Pretty much all of us are stuck at home due to the coronavirus pandemic, phones and tablets in hand. Hunger gnaws. The restaurants that remain unshuttered offer delivery or takeout only.
It’s a recipe for a massive uptake in online food ordering. But the tidal wave has yet to materialize, due to a number of headwinds.
That fact was brought home Tuesday as Reuters reported that firms like Uber Eats and Just Eat have been feeling the impacts of a “double whammy” as suppliers and chains have closed and people have been shifting their online commerce activities toward buying groceries and busying themselves in the kitchen.
The impact has been global in scale. Reuters reported that data from SimilarWeb show that — as measured by downloads and use of smartphone apps — Uber Eats and Just Eat saw declines in their average daily users of between 2 percent and 23 percent last month.
The data show that repeat customer use is declining. In the United States, Grubhub seemed to hint at uneven traction, as some areas across the U.S. have rebounded, but places that have been hard hit by the pandemic, like New York, continue to be muted.
“New York is not doing well because residents have fled, restaurants are closing and people are scared,” Grubhub CEO Matt Maloney said in an interview with the newswire.
“In Seattle, people feel like the worst is over, they’re feeling a little bit more confident,” he said. “Everyone else is a mixed bag in between those two.”

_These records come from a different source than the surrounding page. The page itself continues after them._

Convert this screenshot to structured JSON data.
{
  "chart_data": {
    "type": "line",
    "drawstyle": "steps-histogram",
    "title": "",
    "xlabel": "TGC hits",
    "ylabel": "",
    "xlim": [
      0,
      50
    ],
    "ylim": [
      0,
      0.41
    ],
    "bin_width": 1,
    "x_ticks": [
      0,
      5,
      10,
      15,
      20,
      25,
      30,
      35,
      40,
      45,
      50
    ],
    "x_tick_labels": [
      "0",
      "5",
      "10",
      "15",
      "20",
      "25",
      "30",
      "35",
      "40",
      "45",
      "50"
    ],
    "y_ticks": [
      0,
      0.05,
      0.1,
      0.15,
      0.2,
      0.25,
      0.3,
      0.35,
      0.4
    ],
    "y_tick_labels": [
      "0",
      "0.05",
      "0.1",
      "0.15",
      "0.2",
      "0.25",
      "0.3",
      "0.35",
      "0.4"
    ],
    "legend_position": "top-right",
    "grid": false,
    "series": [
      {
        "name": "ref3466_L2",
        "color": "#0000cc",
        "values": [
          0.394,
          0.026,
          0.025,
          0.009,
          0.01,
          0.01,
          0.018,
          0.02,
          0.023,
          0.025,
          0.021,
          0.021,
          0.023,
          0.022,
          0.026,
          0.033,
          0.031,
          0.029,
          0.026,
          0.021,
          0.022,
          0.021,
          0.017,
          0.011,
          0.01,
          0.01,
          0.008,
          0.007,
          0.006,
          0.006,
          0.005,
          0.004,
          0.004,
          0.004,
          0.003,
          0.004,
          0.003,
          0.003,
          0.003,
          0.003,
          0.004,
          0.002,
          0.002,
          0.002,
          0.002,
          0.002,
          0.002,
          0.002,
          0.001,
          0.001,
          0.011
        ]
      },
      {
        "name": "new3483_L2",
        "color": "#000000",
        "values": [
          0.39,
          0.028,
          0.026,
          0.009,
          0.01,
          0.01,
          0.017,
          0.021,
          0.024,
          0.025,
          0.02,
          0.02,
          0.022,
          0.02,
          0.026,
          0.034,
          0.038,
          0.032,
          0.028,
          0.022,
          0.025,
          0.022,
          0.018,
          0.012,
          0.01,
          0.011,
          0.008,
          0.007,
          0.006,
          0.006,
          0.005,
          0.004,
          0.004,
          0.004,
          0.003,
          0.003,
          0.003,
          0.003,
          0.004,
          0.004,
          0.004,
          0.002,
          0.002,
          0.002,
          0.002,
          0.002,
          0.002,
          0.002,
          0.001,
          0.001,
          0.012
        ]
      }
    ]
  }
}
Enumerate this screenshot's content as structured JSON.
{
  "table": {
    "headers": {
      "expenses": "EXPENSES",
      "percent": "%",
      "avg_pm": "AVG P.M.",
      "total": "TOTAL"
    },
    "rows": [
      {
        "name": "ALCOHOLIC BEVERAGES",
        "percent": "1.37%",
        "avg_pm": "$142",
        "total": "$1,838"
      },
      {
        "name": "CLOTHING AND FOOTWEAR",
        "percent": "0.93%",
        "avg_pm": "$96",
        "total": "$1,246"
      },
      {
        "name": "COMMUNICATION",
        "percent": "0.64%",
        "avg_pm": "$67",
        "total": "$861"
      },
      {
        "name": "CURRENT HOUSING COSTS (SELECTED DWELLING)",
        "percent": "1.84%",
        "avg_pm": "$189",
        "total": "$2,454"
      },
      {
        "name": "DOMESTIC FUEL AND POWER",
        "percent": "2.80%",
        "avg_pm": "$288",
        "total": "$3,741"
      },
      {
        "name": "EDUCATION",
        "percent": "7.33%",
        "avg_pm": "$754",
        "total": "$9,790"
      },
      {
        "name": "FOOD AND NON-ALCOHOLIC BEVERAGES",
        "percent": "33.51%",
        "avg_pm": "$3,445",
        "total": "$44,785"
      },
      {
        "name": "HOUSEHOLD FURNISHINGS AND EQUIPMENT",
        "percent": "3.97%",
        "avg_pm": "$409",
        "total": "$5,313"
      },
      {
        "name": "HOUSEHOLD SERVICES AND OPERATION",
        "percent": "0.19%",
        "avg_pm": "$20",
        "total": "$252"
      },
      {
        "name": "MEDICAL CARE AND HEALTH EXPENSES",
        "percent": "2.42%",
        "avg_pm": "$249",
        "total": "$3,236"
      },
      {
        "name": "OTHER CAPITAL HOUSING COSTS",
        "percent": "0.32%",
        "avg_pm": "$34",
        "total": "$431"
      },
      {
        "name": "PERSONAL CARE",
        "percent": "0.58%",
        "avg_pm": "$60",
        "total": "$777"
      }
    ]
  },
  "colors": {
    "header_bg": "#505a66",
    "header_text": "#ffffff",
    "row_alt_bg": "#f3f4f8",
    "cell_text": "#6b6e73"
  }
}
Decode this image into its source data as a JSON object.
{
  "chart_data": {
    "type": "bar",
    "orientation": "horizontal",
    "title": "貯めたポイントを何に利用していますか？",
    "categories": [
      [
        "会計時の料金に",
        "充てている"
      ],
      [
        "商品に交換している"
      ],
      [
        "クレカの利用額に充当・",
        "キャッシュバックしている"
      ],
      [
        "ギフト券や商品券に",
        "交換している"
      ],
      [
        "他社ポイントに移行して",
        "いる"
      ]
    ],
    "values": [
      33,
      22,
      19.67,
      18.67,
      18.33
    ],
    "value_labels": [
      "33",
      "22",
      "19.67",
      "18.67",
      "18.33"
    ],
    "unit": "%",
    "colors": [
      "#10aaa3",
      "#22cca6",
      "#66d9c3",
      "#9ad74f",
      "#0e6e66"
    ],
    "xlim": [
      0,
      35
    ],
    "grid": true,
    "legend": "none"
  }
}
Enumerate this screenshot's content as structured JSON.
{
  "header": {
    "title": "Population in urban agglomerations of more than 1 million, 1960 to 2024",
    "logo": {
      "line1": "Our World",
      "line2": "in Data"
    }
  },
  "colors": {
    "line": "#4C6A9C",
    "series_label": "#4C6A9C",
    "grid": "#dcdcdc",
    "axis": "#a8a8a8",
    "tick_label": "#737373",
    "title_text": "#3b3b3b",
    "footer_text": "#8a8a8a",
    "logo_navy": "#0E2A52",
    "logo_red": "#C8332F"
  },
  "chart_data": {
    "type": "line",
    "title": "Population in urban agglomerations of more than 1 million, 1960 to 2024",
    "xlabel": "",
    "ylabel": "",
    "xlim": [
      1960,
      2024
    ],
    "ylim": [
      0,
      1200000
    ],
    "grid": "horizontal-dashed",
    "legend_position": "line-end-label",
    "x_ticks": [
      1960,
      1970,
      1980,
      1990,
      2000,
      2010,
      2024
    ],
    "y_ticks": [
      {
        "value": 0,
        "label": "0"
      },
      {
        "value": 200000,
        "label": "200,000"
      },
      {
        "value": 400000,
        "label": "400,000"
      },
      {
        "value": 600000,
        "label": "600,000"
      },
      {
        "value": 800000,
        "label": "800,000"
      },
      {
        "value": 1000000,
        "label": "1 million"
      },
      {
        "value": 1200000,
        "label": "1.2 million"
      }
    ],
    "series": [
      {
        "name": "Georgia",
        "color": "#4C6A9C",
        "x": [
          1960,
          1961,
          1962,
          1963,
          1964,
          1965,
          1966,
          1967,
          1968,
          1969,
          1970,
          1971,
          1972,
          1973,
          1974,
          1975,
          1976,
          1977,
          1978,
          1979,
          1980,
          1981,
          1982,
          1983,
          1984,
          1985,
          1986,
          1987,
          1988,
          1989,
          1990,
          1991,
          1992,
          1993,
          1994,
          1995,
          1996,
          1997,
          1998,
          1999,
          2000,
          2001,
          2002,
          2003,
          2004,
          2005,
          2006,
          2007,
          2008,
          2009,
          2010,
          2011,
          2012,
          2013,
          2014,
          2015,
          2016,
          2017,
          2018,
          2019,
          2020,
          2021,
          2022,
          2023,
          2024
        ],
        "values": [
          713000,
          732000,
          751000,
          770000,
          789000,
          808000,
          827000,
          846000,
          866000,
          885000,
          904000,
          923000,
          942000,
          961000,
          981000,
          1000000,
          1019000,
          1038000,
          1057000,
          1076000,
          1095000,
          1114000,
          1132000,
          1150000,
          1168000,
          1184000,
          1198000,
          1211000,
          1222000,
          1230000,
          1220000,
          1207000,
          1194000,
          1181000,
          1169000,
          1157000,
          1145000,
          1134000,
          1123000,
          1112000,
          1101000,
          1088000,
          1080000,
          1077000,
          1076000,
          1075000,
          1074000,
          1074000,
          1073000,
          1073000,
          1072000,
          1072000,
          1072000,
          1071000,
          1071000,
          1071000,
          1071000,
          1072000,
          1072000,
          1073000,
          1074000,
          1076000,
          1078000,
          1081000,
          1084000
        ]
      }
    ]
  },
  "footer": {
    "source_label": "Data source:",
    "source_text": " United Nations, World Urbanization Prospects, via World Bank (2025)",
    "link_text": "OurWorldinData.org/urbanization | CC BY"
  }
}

Underscoring the fact that online food delivery has not gotten the lift from the pandemic that at least some might have expected, according to data from PYMNTS, a significant number of consumers said they are using aggregators less frequently.
Across two different surveys — one on March 17, and the other on March 27 — PYMNTS research found that the total percentage of those using aggregators stood at 41.9 percent at the end of the month versus 40.9 percent earlier in the month.
But drill down a bit, and PYMNTS found that of those who use aggregators, 24.4 percent said they use them less often, where that tally had been 23 percent on March 17. In the more recent survey, 6.6 percent said they use the aggregators about the same, a metric that had garnered 10.3 percent in mid-March.
All told, 30 percent of respondents as of the end of March said they use food delivery aggregators less often or about the same, and only 11 percent use them more often.
It’s hardly a seismic shift.
There are a number of factors at play in a world concerned about health (and wallets — we all want money to stretch a bit). PYMNTS found in a separate, recent study that ordering groceries online had tripled to 9 percent of consumers we surveyed, up from 3 percent in early March. The percentage of people interacting digitally with restaurants has jumped, we found, to 20 percent from 6 percent.
But if the percentage of those digital interactions has jumped, while activity across the aggregators has been relatively tame, it stands to reason that ordering may be done through direct channels. These local establishments may not be on aggregator sites, or consumers, mindful of fees charged to restaurants, may want their local favorites to keep more in their pockets as economic clouds continue to gather.